Comments about water content of wood- Specifically, Firewood.
Ideal seasoned wood is approx. 20% moisture. Green wood (freshly cut) contains as much as 50% water.
Q: When will water boil out the ends of the pieces? 26 percent? 30 percent?
A: When MC (moisture content) is greater than right around 28%.
Q: Why does wood that has a moisture content between 20-25% not boil water out of the ends?
A: Because there are two places water is stored in wood. Free moisture is water within the wood cell cavities (inside the wood cells). Bound moisture is water bound up in the cell membrane or the cell wall itself. Removal of bound moisture BTW is what causes wood to shrink.

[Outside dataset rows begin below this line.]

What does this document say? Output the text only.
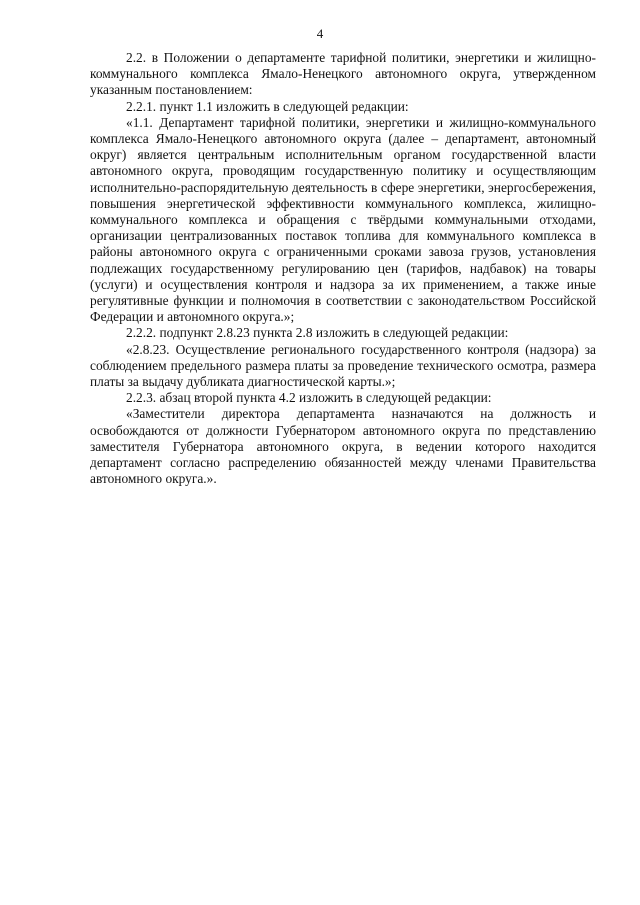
4

2.2. в Положении о департаменте тарифной политики, энергетики и жилищно-коммунального комплекса Ямало-Ненецкого автономного округа, утвержденном указанным постановлением:

2.2.1. пункт 1.1 изложить в следующей редакции:

«1.1. Департамент тарифной политики, энергетики и жилищно-коммунального комплекса Ямало-Ненецкого автономного округа (далее – департамент, автономный округ) является центральным исполнительным органом государственной власти автономного округа, проводящим государственную политику и осуществляющим исполнительно-распорядительную деятельность в сфере энергетики, энергосбережения, повышения энергетической эффективности коммунального комплекса, жилищно-коммунального комплекса и обращения с твёрдыми коммунальными отходами, организации централизованных поставок топлива для коммунального комплекса в районы автономного округа с ограниченными сроками завоза грузов, установления подлежащих государственному регулированию цен (тарифов, надбавок) на товары (услуги) и осуществления контроля и надзора за их применением, а также иные регулятивные функции и полномочия в соответствии с законодательством Российской Федерации и автономного округа.»;

2.2.2. подпункт 2.8.23 пункта 2.8 изложить в следующей редакции:

«2.8.23. Осуществление регионального государственного контроля (надзора) за соблюдением предельного размера платы за проведение технического осмотра, размера платы за выдачу дубликата диагностической карты.»;

2.2.3. абзац второй пункта 4.2 изложить в следующей редакции:

«Заместители директора департамента назначаются на должность и освобождаются от должности Губернатором автономного округа по представлению заместителя Губернатора автономного округа, в ведении которого находится департамент согласно распределению обязанностей между членами Правительства автономного округа.».
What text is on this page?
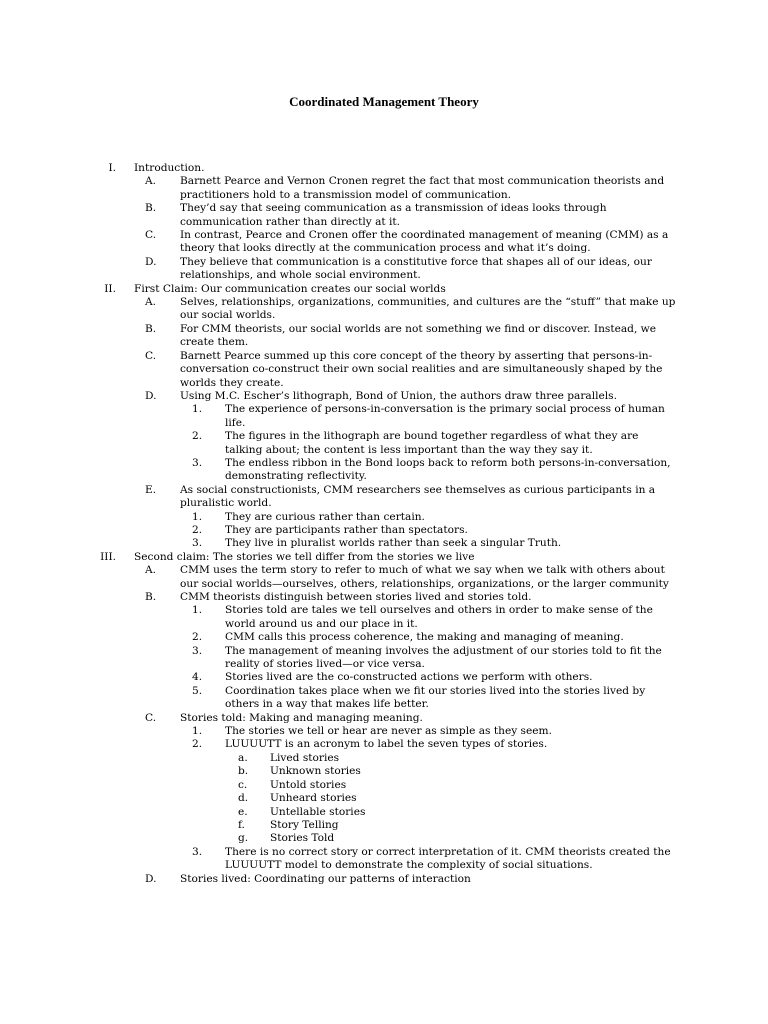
Coordinated Management Theory
I. Introduction.
A. Barnett Pearce and Vernon Cronen regret the fact that most communication theorists and practitioners hold to a transmission model of communication.
B. They’d say that seeing communication as a transmission of ideas looks through communication rather than directly at it.
C. In contrast, Pearce and Cronen offer the coordinated management of meaning (CMM) as a theory that looks directly at the communication process and what it’s doing.
D. They believe that communication is a constitutive force that shapes all of our ideas, our relationships, and whole social environment.
II. First Claim: Our communication creates our social worlds
A. Selves, relationships, organizations, communities, and cultures are the “stuff” that make up our social worlds.
B. For CMM theorists, our social worlds are not something we find or discover. Instead, we create them.
C. Barnett Pearce summed up this core concept of the theory by asserting that persons-in-conversation co-construct their own social realities and are simultaneously shaped by the worlds they create.
D. Using M.C. Escher’s lithograph, Bond of Union, the authors draw three parallels.
1. The experience of persons-in-conversation is the primary social process of human life.
2. The figures in the lithograph are bound together regardless of what they are talking about; the content is less important than the way they say it.
3. The endless ribbon in the Bond loops back to reform both persons-in-conversation, demonstrating reflectivity.
E. As social constructionists, CMM researchers see themselves as curious participants in a pluralistic world.
1. They are curious rather than certain.
2. They are participants rather than spectators.
3. They live in pluralist worlds rather than seek a singular Truth.
III. Second claim: The stories we tell differ from the stories we live
A. CMM uses the term story to refer to much of what we say when we talk with others about our social worlds—ourselves, others, relationships, organizations, or the larger community
B. CMM theorists distinguish between stories lived and stories told.
1. Stories told are tales we tell ourselves and others in order to make sense of the world around us and our place in it.
2. CMM calls this process coherence, the making and managing of meaning.
3. The management of meaning involves the adjustment of our stories told to fit the reality of stories lived—or vice versa.
4. Stories lived are the co-constructed actions we perform with others.
5. Coordination takes place when we fit our stories lived into the stories lived by others in a way that makes life better.
C. Stories told: Making and managing meaning.
1. The stories we tell or hear are never as simple as they seem.
2. LUUUUTT is an acronym to label the seven types of stories.
a. Lived stories
b. Unknown stories
c. Untold stories
d. Unheard stories
e. Untellable stories
f. Story Telling
g. Stories Told
3. There is no correct story or correct interpretation of it. CMM theorists created the LUUUUTT model to demonstrate the complexity of social situations.
D. Stories lived: Coordinating our patterns of interaction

Free moisture exits a wood splits ends (during drying and burning) via normal phloem networks utilizing the perforated ends of the wood cells stacked end-to-end and forming something like straws, if you will. These are the same passages responsible for normal water movement from roots to leaves in a living tree. Its actually more complex than I describe, but hopefully that will suffice for the purposes of this discussion. Water exiting in this manner when a split is burning is seen boiling out of the ends.
Once wood dries below around 28% MC all the free moisture is gone. At that point, only the cell walls contain water and they dont release it through the phloem channels (at least not as readily) so it isnt seen boiling out the ends. There can still be quite of bit of moisture (as high as 25 - 30%) left in the wood though, and it still must be evaporated from each cell wall before that cell can exceed 212*F and actually burn. The cells dont actually burn [until after the volitiles] gasify into various combustible chemical components when heated [leaving combustible carbon]. These components in turn undergo additional chemical reactions [during combustion,] into simpler components like C and CO utilizing the heat produced by previous reactions while producing heat themselves and so on until only CO2 and H2O remain if combustion is absolute IIRC.